Abstract The current dominant method to handle hydrate associated problems during deepwater gas well testing is injecting massive inhibitors (e.g. methanol and glycol). This technique is uneconomical and environmentally harmful. A model is established to assess when and where a hydrate blockage would occur in the testing tubing. The characteristics of gas hydrate formation and deposition in the testing tubing are analyzed based on recent published gas-dominated flowloop investigations. The growth of the hydrate film formed on testing tubing walls is modeled. The model is used to estimate the amount of hydrates formed (on the tubing walls) and determine when and where hydrate blockage would occur. Based on the proposed model, a case study is carried out to investigate the effect of gas production rate, water depth, and inhibitor concentration on hydrate blockage development during deepwater gas well testing operations.

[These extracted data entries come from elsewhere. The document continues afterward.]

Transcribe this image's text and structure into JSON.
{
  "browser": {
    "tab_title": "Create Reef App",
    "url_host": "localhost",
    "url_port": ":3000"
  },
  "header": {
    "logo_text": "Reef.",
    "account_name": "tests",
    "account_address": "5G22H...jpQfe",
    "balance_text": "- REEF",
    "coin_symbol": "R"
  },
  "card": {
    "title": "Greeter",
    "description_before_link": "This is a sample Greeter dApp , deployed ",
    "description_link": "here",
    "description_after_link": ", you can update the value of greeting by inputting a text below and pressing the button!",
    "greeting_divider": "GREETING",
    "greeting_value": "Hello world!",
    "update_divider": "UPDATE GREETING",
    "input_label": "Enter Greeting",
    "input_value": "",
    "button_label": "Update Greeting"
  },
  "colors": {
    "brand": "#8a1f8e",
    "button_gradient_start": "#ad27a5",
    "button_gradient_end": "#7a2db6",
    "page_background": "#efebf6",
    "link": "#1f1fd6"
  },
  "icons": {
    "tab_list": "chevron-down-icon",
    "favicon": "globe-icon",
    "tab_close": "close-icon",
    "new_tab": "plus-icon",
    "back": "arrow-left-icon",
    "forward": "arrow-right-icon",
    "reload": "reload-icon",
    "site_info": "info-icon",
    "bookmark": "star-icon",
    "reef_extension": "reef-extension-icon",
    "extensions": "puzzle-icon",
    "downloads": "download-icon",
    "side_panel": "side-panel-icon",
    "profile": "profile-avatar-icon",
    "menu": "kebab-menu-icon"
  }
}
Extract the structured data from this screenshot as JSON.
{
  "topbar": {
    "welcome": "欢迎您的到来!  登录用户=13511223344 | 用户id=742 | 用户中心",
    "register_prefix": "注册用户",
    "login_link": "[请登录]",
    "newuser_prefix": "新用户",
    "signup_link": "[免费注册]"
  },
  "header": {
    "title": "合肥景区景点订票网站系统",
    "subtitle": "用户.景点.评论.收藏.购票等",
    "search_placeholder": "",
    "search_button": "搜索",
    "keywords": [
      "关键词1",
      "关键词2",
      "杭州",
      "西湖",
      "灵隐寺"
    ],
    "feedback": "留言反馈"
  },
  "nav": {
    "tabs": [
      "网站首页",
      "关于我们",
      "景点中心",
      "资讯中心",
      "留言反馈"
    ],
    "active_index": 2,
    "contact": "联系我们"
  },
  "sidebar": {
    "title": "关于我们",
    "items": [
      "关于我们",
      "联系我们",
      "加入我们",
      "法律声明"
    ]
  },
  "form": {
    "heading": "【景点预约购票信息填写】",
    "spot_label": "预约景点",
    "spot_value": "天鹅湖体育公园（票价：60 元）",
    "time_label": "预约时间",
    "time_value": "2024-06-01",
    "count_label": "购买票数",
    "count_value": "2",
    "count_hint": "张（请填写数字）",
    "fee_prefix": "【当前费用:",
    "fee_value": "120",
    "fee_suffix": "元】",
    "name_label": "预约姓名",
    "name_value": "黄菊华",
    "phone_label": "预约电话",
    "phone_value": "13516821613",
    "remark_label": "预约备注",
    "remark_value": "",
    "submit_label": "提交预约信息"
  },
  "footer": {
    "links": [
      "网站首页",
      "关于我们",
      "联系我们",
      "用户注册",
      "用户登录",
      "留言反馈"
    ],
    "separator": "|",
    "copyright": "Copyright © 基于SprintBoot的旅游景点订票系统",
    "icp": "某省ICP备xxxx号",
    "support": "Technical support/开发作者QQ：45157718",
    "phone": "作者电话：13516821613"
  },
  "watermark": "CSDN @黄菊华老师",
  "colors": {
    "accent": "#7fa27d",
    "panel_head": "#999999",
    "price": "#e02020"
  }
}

Hydrates form and deposit more rapidly and the growth rate of the hydrate layer is higher when the gas production rate decreases, and/or the water content and the water depth increase, thus it takes a shorter time for hydrates to block the testing tubing. Conversely, longer time is required for the formation of hydrate blockage. For a typical deepwater gas well (water depth: 1565 m, liquid holdup: 3 %, gas production rate: 45×104 m3/d), it takes about 35 hours for the occurrence of hydrate blockage. Injection of hydrate inhibitors significantly delays the blockage. The study suggests that no inhibitors are required when the well testing operation can be completed before hydrate blockage occurs. Otherwise, the hydrate risk can be managed by injecting small amounts of inhibitors to delay the blockage, rather than keeping the system totally out of hydrate stability region with a high inhibitor fraction. The study suggests a more economical and environmentally friendly hydrate management technique for deepwater gas well testing operations, which can be applied as an alternative to the current total prevention method. The proposed model can be used as a useful tool for flow assurance engineers to estimate hydrate blockage risk and optimize inhibitor injection.